On average, food prices have risen 0.4 per cent per month from April this year. This compares with an annual average growth for 1998 of 0.3 per cent per month while on average, monthly growth in food prices for 1999 remained flat. From April this year there has been an upward push from beef and lamb prices, whereas grocery food prices have shown negligible growth. Fruit and vegetable prices are more volatile, reflecting short-term supply factors, but have recorded successive price falls over the past three months.
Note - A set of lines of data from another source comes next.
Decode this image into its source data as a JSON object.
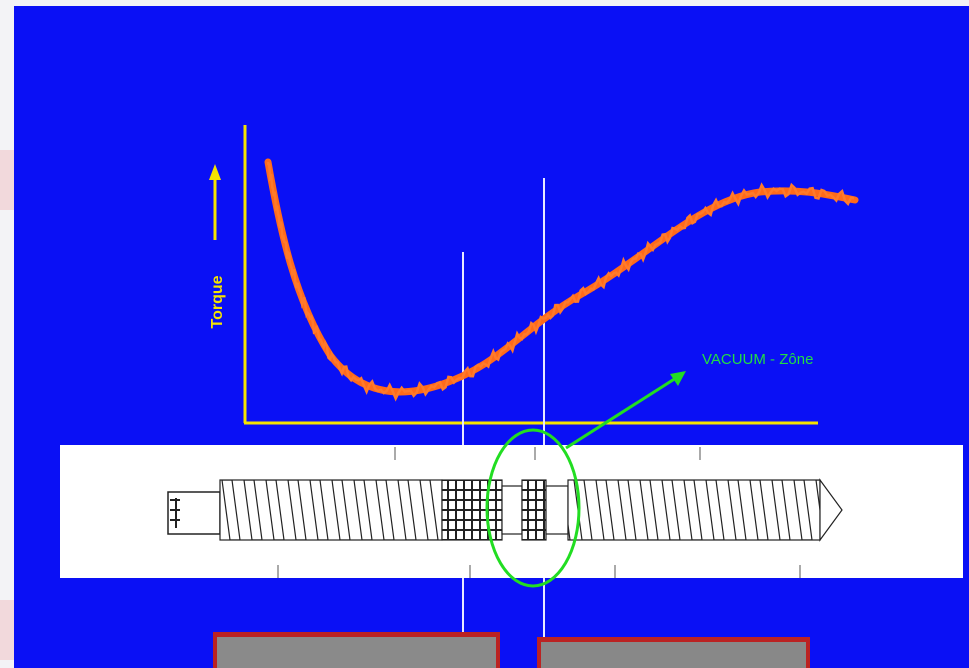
{
  "labels": {
    "axis": "Torque",
    "zone": "VACUUM - Zône"
  }
}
Price increases for beef made the largest contribution to the 1.7 per cent increase in the meat, fish and poultry subgroup in September 2000. Also contributing to the increase were higher prices for steak, ham, mince, lamb and sausages. A significant downward contribution came from fresh chicken pieces. The meat, fish and poultry subgroup is now 5.6 per cent higher than in September 1999. This is the highest recorded annual increase since a 5.7 per cent increase was recorded for the year to December 1998. Beef prices are 13.1 per cent higher than in September 1999, while lamb prices are up 9.7 per cent and fish up 4.0 per cent. The rise in domestic meat prices reflects exchange-rate influenced increases in export prices. Poultry prices, however, are 5.3 per cent lower than in September 1999, the thirteenth consecutive month in which the annual movement for poultry has fallen.
Grocery food, soft drinks and confectionery prices rose by 0.5 per cent in September. This follows a fall of 0.4 per cent in August. The prices of many of the items in this subgroup have changed little over the past year, but have moved considerably month to month (often due to items moving on and off special). The main items pushing up the subgroup this month were chocolate confectionery, milk, dried soup mixes and eggs. Significant downward contributions came from lower prices for potato crisps and chocolate biscuits.
Fruit and vegetable prices fell 1.7 per cent in September 2000, following 1.7 per cent and 0.2 per cent price falls in July and August 2000, respectively. Fresh vegetable prices fell 6.7 per cent in September driven strongly by a 26.5 per cent fall in seasonally adjusted tomato prices. Lesser downward contributions came from grapes, cabbage, citrus fruit and salad greens. Fruit and vegetable prices are 2.6 per cent higher than in September 1999.